The driver climbed out of the cab, stretched like a man clocking out for the day, and ambled toward the nearest row of trees like he fully intended to help himself to a few apples while he waited.

For a second, Ethan thought that was it.

But then the back door of the cab flew open.

A woman came hurtling out, crossbody bag bouncing against her hip as she tore across the field. Honey barely had time to drop his hand before the woman slammed into her with a hug that nearly knocked them both to the ground.

“Hello, Ruby,” Honey said, voice muffled against the wild hair of her friend.

“Look at you!” Ruby cried, drawing back just far enough to examine her. “Country woman! It looks good on you.”

Honey laughed, breathless and teary-eyed all at once. “You came.”

Ruby beamed. “Of course I came. You didn’t think I’d let you gallivant off to the Land of Oz without me, did you?”

“I should have guessed.”

“And you must be the hot farmer?” Ruby released Honey to acknowledge Ethan.

“Ruby,” Honey chastised.

Ethan laughed good-naturedly, all the weight and worry of the moment tucked away neatly.

He was used to deflecting attention, to keeping himself in the background, but Honey glowed beside him.

Her eyes bright with excitement.

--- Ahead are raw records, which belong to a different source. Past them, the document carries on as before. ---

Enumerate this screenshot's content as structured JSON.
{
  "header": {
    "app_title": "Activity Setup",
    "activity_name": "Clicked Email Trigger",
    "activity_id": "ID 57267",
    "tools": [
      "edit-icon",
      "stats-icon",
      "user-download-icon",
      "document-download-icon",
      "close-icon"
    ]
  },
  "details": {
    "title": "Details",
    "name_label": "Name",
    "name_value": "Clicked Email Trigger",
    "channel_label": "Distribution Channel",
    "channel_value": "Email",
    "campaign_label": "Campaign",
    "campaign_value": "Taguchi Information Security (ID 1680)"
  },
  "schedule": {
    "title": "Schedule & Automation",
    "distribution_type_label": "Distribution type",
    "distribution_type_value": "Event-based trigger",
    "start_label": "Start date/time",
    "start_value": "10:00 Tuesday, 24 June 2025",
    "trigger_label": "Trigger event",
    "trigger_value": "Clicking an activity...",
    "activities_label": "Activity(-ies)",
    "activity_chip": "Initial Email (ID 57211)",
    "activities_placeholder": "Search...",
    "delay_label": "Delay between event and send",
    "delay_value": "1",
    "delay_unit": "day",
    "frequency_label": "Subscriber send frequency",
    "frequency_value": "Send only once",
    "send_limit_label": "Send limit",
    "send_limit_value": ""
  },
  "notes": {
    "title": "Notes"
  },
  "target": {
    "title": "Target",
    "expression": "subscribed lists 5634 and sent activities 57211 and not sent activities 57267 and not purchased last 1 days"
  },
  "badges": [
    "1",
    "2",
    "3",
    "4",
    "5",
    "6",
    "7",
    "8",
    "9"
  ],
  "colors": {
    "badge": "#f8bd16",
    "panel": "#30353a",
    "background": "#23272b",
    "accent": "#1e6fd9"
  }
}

Ruby was someone Honey trusted, someone who could make her laugh like that, and that made Ethan want to stand a little straighter.

“I’ll leave you two to catch up,” he said.

He walked away, taking in the smell of the orchard, the soft rustle of leaves in the breeze, and the sight of Honey laughing freely. It struck him how much he wanted to protect this peace.

From the corner of his eye, he watched Ruby lean closer. “Tell me everything,” she said as he walked away.